New rules by the Financial Accounting Standard Board, in the form of FAS 166 and 167, will force banks to put securitized debt back on balance sheets and retain continued exposure to the risks related to transferred financial assets, by eliminating the concept of a “qualifying special-purpose entity.”
The amount of capital available for making new loans to consumers for credit cards and mortgages may be restricted as a result.
“There are potentially huge consequences of the FASB changes. There are concerns over whether bank balance sheets will be stretched to the breaking point because of the amounts recorded on balance sheets,” said John Arnholz, partner at law firm Bingham McCutchen.
Used as a crucial funding tool for issuers in the asset-backed market, securitization allows lenders to remove existing debt from their books, package the loans and later sell them as securities to investors. This allows the flow of credit to continue to consumers.
“If you get off-balance sheet treatment, that provides a more efficient use of your balance sheet and has been the foundation of the structured finance market. Bringing it back on balance sheet would have an impact on all your various financial ratios,” said Mike Kagawa, portfolio manager at Payden & Rygel.
The American Securitization Forum recently asked U.S. bank regulatory agencies for a six-month moratorium relating to any changes in bank regulatory capital requirements resulting from the implementation of FASB’s 166 and 167.
“We believe that this action is necessary to avoid a potentially severe capital and credit shock to the financial system as of January 1st, when the new accounting rules generally take effect,” said the ASF.
The role that securitization has assumed in providing both consumers and businesses with credit is striking with currently over $12 trillion of outstanding securitized assets, including mortgage-backed securities, asset-backed securities and asset-backed commercial paper, the ASF said.
Industry experts said the accounting changes threaten to setback the huge strides made by the Fed’s emergency loan program, the Term Asset-Backed Securites Loan Facility, known as TALF, launched earlier this year.
Through the program, the Fed was able to bolster consumer lending and reopen the securitization market for consumer ABS, nearly shutdown by a deep credit crisis in 2008. The program also drove the high costs of funding dramatically lower.
However, issuance under the program may suffer a sharp setback if banks retrench from making new consumer loans amid capital constraints created by heavier debt loads and new accounting and administration costs.
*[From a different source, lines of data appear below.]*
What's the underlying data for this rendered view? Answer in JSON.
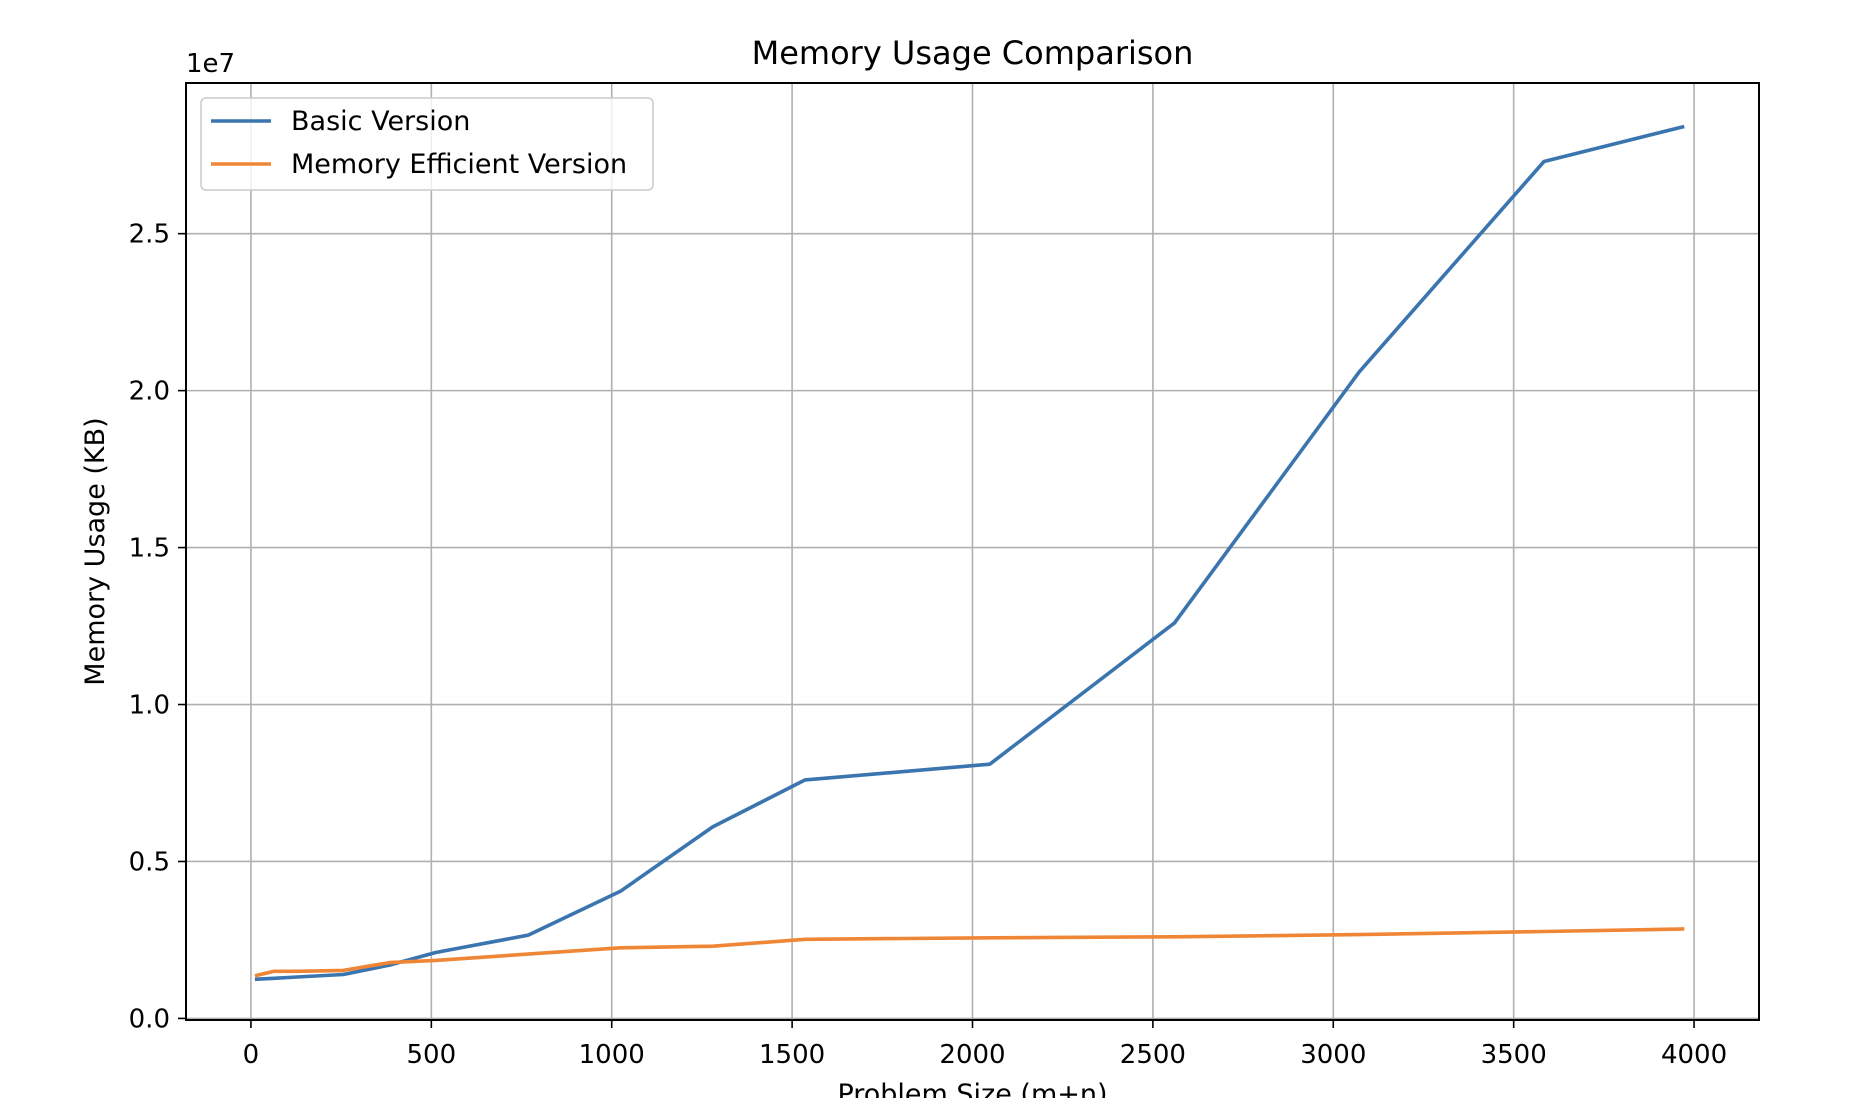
{
  "chart_data": {
    "type": "line",
    "title": "Memory Usage Comparison",
    "xlabel": "Problem Size (m+n)",
    "ylabel": "Memory Usage (KB)",
    "y_offset_label": "1e7",
    "xlim": [
      -180,
      4180
    ],
    "ylim": [
      -50000,
      29800000
    ],
    "x_ticks": [
      0,
      500,
      1000,
      1500,
      2000,
      2500,
      3000,
      3500,
      4000
    ],
    "x_tick_labels": [
      "0",
      "500",
      "1000",
      "1500",
      "2000",
      "2500",
      "3000",
      "3500",
      "4000"
    ],
    "y_ticks": [
      0,
      5000000,
      10000000,
      15000000,
      20000000,
      25000000
    ],
    "y_tick_labels": [
      "0.0",
      "0.5",
      "1.0",
      "1.5",
      "2.0",
      "2.5"
    ],
    "grid": true,
    "legend_position": "top-left",
    "series": [
      {
        "name": "Basic Version",
        "color": "#3b75af",
        "x": [
          16,
          64,
          128,
          256,
          384,
          512,
          768,
          1024,
          1280,
          1536,
          2048,
          2560,
          3072,
          3584,
          3968
        ],
        "y": [
          1250000,
          1280000,
          1320000,
          1400000,
          1700000,
          2100000,
          2650000,
          4050000,
          6100000,
          7600000,
          8100000,
          12600000,
          20600000,
          27300000,
          28400000
        ]
      },
      {
        "name": "Memory Efficient Version",
        "color": "#ef8636",
        "x": [
          16,
          64,
          128,
          256,
          384,
          512,
          768,
          1024,
          1280,
          1536,
          2048,
          2560,
          3072,
          3584,
          3968
        ],
        "y": [
          1370000,
          1500000,
          1500000,
          1530000,
          1780000,
          1850000,
          2050000,
          2250000,
          2300000,
          2520000,
          2570000,
          2600000,
          2670000,
          2770000,
          2850000
        ]
      }
    ]
  }
}
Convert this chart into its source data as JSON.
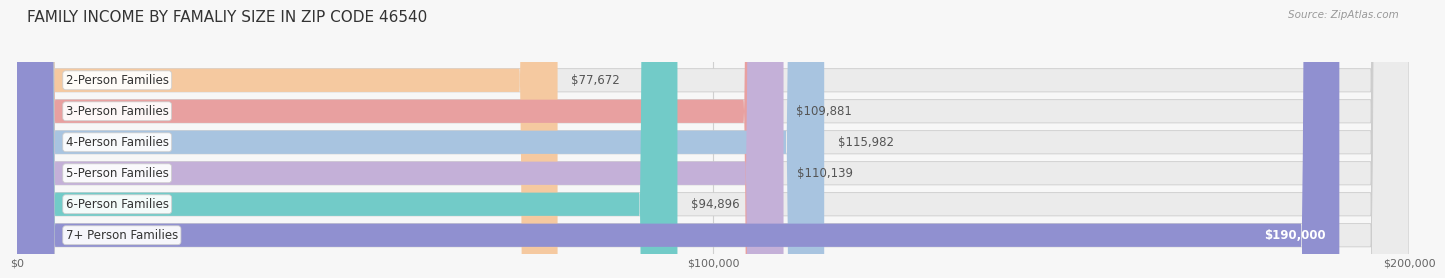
{
  "title": "FAMILY INCOME BY FAMALIY SIZE IN ZIP CODE 46540",
  "source": "Source: ZipAtlas.com",
  "categories": [
    "2-Person Families",
    "3-Person Families",
    "4-Person Families",
    "5-Person Families",
    "6-Person Families",
    "7+ Person Families"
  ],
  "values": [
    77672,
    109881,
    115982,
    110139,
    94896,
    190000
  ],
  "bar_colors": [
    "#f5c9a0",
    "#e8a0a0",
    "#a8c4e0",
    "#c4b0d8",
    "#72cbc8",
    "#9090d0"
  ],
  "label_colors": [
    "#555555",
    "#555555",
    "#555555",
    "#555555",
    "#555555",
    "#ffffff"
  ],
  "xlim": [
    0,
    200000
  ],
  "xtick_values": [
    0,
    100000,
    200000
  ],
  "xtick_labels": [
    "$0",
    "$100,000",
    "$200,000"
  ],
  "value_labels": [
    "$77,672",
    "$109,881",
    "$115,982",
    "$110,139",
    "$94,896",
    "$190,000"
  ],
  "background_color": "#f7f7f7",
  "bar_bg_color": "#ebebeb",
  "title_fontsize": 11,
  "label_fontsize": 8.5,
  "value_fontsize": 8.5,
  "bar_height": 0.75,
  "bar_gap": 0.25
}
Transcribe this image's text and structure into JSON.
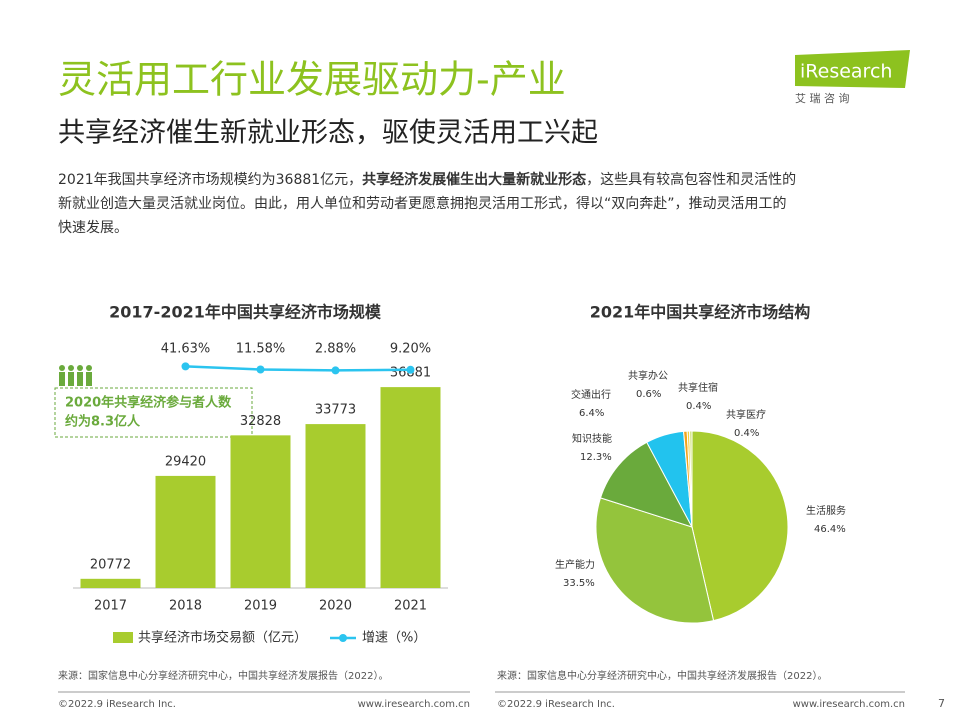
{
  "header": {
    "title": "灵活用工行业发展驱动力-产业",
    "subtitle": "共享经济催生新就业形态，驱使灵活用工兴起",
    "logo": "iResearch",
    "logo_cn": "艾 瑞 咨 询"
  },
  "paragraph": [
    [
      {
        "text": "2021年我国共享经济市场规模约为36881亿元，",
        "bold": false
      },
      {
        "text": "共享经济发展催生出大量新就业形态",
        "bold": true
      },
      {
        "text": "，这些具有较高包容性和灵活性的",
        "bold": false
      }
    ],
    [
      {
        "text": "新就业创造大量灵活就业岗位。由此，用人单位和劳动者更愿意拥抱灵活用工形式，得以“双向奔赴”，推动灵活用工的",
        "bold": false
      }
    ],
    [
      {
        "text": "快速发展。",
        "bold": false
      }
    ]
  ],
  "chart_data": [
    {
      "type": "bar",
      "title": "2017-2021年中国共享经济市场规模",
      "categories": [
        "2017",
        "2018",
        "2019",
        "2020",
        "2021"
      ],
      "ylim": [
        20000,
        40000
      ],
      "y2lim": [
        -2100,
        200
      ],
      "series": [
        {
          "name": "共享经济市场交易额（亿元）",
          "type": "bar",
          "color": "#a8cc2e",
          "values": [
            20772,
            29420,
            32828,
            33773,
            36881
          ]
        },
        {
          "name": "增速（%）",
          "type": "line",
          "axis": "y2",
          "color": "#2bc4ef",
          "values": [
            null,
            41.63,
            11.58,
            2.88,
            9.2
          ],
          "value_labels": [
            null,
            "41.63%",
            "11.58%",
            "2.88%",
            "9.20%"
          ]
        }
      ],
      "annotation": [
        "2020年共享经济参与者人数",
        "约为8.3亿人"
      ]
    },
    {
      "type": "pie",
      "title": "2021年中国共享经济市场结构",
      "categories": [
        "生活服务",
        "生产能力",
        "知识技能",
        "交通出行",
        "共享办公",
        "共享住宿",
        "共享医疗"
      ],
      "values": [
        46.4,
        33.5,
        12.3,
        6.4,
        0.6,
        0.4,
        0.4
      ],
      "value_labels": [
        "46.4%",
        "33.5%",
        "12.3%",
        "6.4%",
        "0.6%",
        "0.4%",
        "0.4%"
      ],
      "colors": [
        "#a8cc2e",
        "#94c43c",
        "#6aaa3c",
        "#22c3ee",
        "#f4a41c",
        "#f6d13a",
        "#cfe27a"
      ]
    }
  ],
  "footer": {
    "source_left": "来源：国家信息中心分享经济研究中心，中国共享经济发展报告（2022）。",
    "source_right": "来源：国家信息中心分享经济研究中心，中国共享经济发展报告（2022）。",
    "copyright_left": "©2022.9 iResearch Inc.",
    "url_left": "www.iresearch.com.cn",
    "copyright_right": "©2022.9 iResearch Inc.",
    "url_right": "www.iresearch.com.cn",
    "page": "7"
  }
}
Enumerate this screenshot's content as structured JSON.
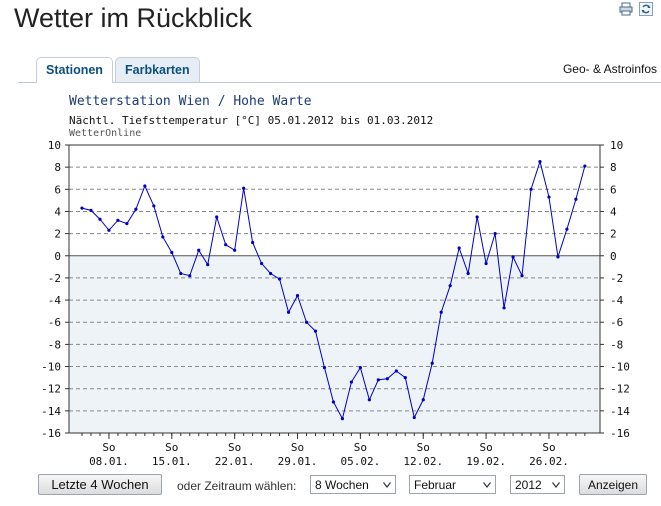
{
  "page": {
    "title": "Wetter im Rückblick",
    "icons": [
      "print-icon",
      "refresh-icon"
    ]
  },
  "tabs": [
    {
      "label": "Stationen",
      "active": true
    },
    {
      "label": "Farbkarten",
      "active": false
    }
  ],
  "geo_link": "Geo- & Astroinfos",
  "chart": {
    "title": "Wetterstation Wien / Hohe Warte",
    "subtitle": "Nächtl. Tiefsttemperatur [°C] 05.01.2012 bis 01.03.2012",
    "source": "WetterOnline"
  },
  "chart_data": {
    "type": "line",
    "title": "Wetterstation Wien / Hohe Warte",
    "subtitle": "Nächtl. Tiefsttemperatur [°C] 05.01.2012 bis 01.03.2012",
    "ylim": [
      -16,
      10
    ],
    "yticks": [
      10,
      8,
      6,
      4,
      2,
      0,
      -2,
      -4,
      -6,
      -8,
      -10,
      -12,
      -14,
      -16
    ],
    "x_start": "2012-01-05",
    "x_end": "2012-03-01",
    "xtick_dates": [
      "2012-01-08",
      "2012-01-15",
      "2012-01-22",
      "2012-01-29",
      "2012-02-05",
      "2012-02-12",
      "2012-02-19",
      "2012-02-26"
    ],
    "xtick_day_labels": [
      "So",
      "So",
      "So",
      "So",
      "So",
      "So",
      "So",
      "So"
    ],
    "xtick_labels": [
      "08.01.",
      "15.01.",
      "22.01.",
      "29.01.",
      "05.02.",
      "12.02.",
      "19.02.",
      "26.02."
    ],
    "grid": true,
    "colors": {
      "line": "#0000c8",
      "negative_fill": "#eef3f8",
      "grid": "#888888"
    },
    "series": [
      {
        "values": [
          4.3,
          4.1,
          3.3,
          2.3,
          3.2,
          2.9,
          4.2,
          6.3,
          4.5,
          1.7,
          0.3,
          -1.6,
          -1.8,
          0.5,
          -0.8,
          3.5,
          1.0,
          0.5,
          6.1,
          1.2,
          -0.7,
          -1.6,
          -2.1,
          -5.1,
          -3.6,
          -6.0,
          -6.8,
          -10.1,
          -13.2,
          -14.7,
          -11.4,
          -10.1,
          -13.0,
          -11.2,
          -11.1,
          -10.4,
          -11.0,
          -14.6,
          -13.0,
          -9.7,
          -5.1,
          -2.7,
          0.7,
          -1.6,
          3.5,
          -0.7,
          2.0,
          -4.7,
          -0.1,
          -1.8,
          6.0,
          8.5,
          5.3,
          -0.1,
          2.4,
          5.1,
          8.1
        ]
      }
    ]
  },
  "controls": {
    "last4_label": "Letzte 4 Wochen",
    "range_label": "oder Zeitraum wählen:",
    "weeks_value": "8 Wochen",
    "month_value": "Februar",
    "year_value": "2012",
    "show_label": "Anzeigen"
  }
}
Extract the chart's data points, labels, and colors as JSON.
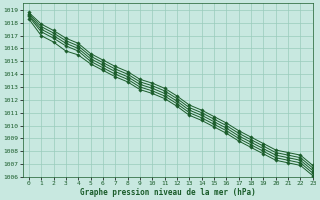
{
  "title": "Graphe pression niveau de la mer (hPa)",
  "xlim": [
    -0.5,
    23
  ],
  "ylim": [
    1006,
    1019.5
  ],
  "yticks": [
    1006,
    1007,
    1008,
    1009,
    1010,
    1011,
    1012,
    1013,
    1014,
    1015,
    1016,
    1017,
    1018,
    1019
  ],
  "xticks": [
    0,
    1,
    2,
    3,
    4,
    5,
    6,
    7,
    8,
    9,
    10,
    11,
    12,
    13,
    14,
    15,
    16,
    17,
    18,
    19,
    20,
    21,
    22,
    23
  ],
  "background_color": "#c8e8e0",
  "grid_color": "#99ccbb",
  "line_color": "#1a5c2a",
  "marker": "D",
  "marker_size": 1.8,
  "lines": [
    [
      1018.3,
      1017.0,
      1016.5,
      1015.8,
      1015.5,
      1014.8,
      1014.3,
      1013.8,
      1013.4,
      1012.8,
      1012.5,
      1012.1,
      1011.5,
      1010.8,
      1010.4,
      1009.9,
      1009.4,
      1008.8,
      1008.3,
      1007.8,
      1007.3,
      1007.1,
      1006.9,
      1006.1
    ],
    [
      1018.5,
      1017.3,
      1016.8,
      1016.2,
      1015.8,
      1015.0,
      1014.5,
      1014.0,
      1013.6,
      1013.0,
      1012.7,
      1012.3,
      1011.7,
      1011.0,
      1010.6,
      1010.1,
      1009.6,
      1009.0,
      1008.5,
      1008.0,
      1007.5,
      1007.3,
      1007.1,
      1006.3
    ],
    [
      1018.6,
      1017.5,
      1017.0,
      1016.4,
      1016.0,
      1015.2,
      1014.7,
      1014.2,
      1013.8,
      1013.2,
      1012.9,
      1012.5,
      1011.9,
      1011.2,
      1010.8,
      1010.3,
      1009.8,
      1009.2,
      1008.7,
      1008.2,
      1007.7,
      1007.5,
      1007.3,
      1006.5
    ],
    [
      1018.7,
      1017.7,
      1017.2,
      1016.6,
      1016.2,
      1015.4,
      1014.9,
      1014.4,
      1014.0,
      1013.4,
      1013.1,
      1012.7,
      1012.1,
      1011.4,
      1011.0,
      1010.5,
      1010.0,
      1009.4,
      1008.9,
      1008.4,
      1007.9,
      1007.7,
      1007.5,
      1006.7
    ],
    [
      1018.8,
      1017.9,
      1017.4,
      1016.8,
      1016.4,
      1015.6,
      1015.1,
      1014.6,
      1014.2,
      1013.6,
      1013.3,
      1012.9,
      1012.3,
      1011.6,
      1011.2,
      1010.7,
      1010.2,
      1009.6,
      1009.1,
      1008.6,
      1008.1,
      1007.9,
      1007.7,
      1006.9
    ]
  ]
}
The increased costs to banks are likely to filter down to the consumer in the form of higher borrowing costs, as well.
“Despite shifts in supply and demand, it is clear that reducing direct access to the capital markets would pinch consumers’ access to credit,” said John McElravey, analyst at Wells Fargo Securities.
“The balance sheets of banks and other lending institutions would likely only partially compensate for reduced ABS activity. This would be even more difficult if lenders were trying to raise additional capital,” said McElravey.
William Bemis, portfolio manager at Aviva Investors said he expects asset back securities issuance to decline as a result of the new rules.
“Credit card issuance will decline going forward, primarily because the debt will be going on balance sheet now. The attractiveness of being able to get financing and remove assets off balance sheet will be less now,” said Bemis.
While banks may still opt to lend, some may not meet the ratings criteria under TALF, which requires top ratings from credit agencies, as they carry heftier debt loads.
“This could really stifle issuance under the program because you need two ‘AAA’ ratings to issue under TALF. The accounting rules have the potential to reduce lenders’ access to TALF, which the Fed has devoted $1 billion in funds to,” said another industry source.
Meanwhile, as the deadline looms closer, market participants are expecting the Federal Deposit Insurance Corp. to weigh in with further clarification on off-balance sheet rules for securitizations.
“People are getting discouraged because the clock is ticking and this is going to help dry up money that would be available for consumer lending. The Fed knows how important it is to keep credit flowing but it seem that’s not getting through to the FDIC.” said the industry source.